By Ed Foster, InfoWorld |  Business

Although the targeted companies were small, other readers reported bigger fish that got away. "Over two years ago, I informed the BSA about a company that was in clear violation of all sorts of licenses," wrote another reader about a large company at which he'd been the IT manager. "At the time, I had just been let go from that company because I refused to go along with their piracy. During my time, they purchased over 150 laptop computers without any software licenses for them. ... For the next two years, BSA has been in 'negotiations' with the company. They refuse to give me any status updates, except to say that negotiations are ongoing. They haven't filed any lawsuits and from what I see, the company has gotten away scot-free. ... The BSA has no teeth."

If you look through the settlement announcements in the BSA's press release archives, you get the impression that they only pick on little guys. But Bob Kruger, BSA's vice president of enforcement, says his organization investigates every tip it receives. "We investigate them to the hilt, and we'll go wherever the evidence takes us," he says, adding that the BSA's press releases account for only a fraction of its settlements. "Very often we don't announce settlements, and one of the reasons we don't announce every case is that we don't want to saturate the media. Our goal is to get publicity, and there is a limited amount of interest in the media in reporting our message."
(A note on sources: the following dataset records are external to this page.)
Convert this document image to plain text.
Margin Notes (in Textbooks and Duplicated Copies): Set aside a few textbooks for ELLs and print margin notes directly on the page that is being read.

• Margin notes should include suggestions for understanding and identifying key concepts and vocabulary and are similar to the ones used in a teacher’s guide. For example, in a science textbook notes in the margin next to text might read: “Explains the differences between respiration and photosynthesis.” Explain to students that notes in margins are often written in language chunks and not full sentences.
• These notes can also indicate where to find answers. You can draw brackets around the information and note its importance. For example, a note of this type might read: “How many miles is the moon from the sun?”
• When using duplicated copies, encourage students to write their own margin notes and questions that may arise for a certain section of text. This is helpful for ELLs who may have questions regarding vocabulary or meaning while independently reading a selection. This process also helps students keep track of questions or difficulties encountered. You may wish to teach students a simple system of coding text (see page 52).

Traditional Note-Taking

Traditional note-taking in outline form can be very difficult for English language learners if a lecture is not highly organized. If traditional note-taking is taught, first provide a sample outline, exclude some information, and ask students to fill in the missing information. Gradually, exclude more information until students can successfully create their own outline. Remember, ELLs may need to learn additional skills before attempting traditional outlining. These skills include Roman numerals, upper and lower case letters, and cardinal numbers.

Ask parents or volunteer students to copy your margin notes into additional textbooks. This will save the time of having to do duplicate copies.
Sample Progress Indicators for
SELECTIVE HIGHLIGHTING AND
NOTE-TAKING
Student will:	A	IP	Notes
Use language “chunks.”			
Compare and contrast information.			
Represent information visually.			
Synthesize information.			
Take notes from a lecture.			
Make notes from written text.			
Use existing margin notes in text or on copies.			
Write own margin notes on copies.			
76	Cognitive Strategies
So what have we learned from this? How much is the BSA's campaign really about fighting piracy, and how much is it just more marketing hype for Microsoft? And how can you avoid becoming the next subject in a BSA release? I'm not sure. I'd like to say, "Make sure you don't pirate any software and you're OK," but that may not be enough. If you're not a big company, get big. And it wouldn't hurt to move to an area where the media's been saturated with stories about the evils of software piracy. If you're really worried, go open source -- you won't have to worry about associations of big software companies that want to count your licenses.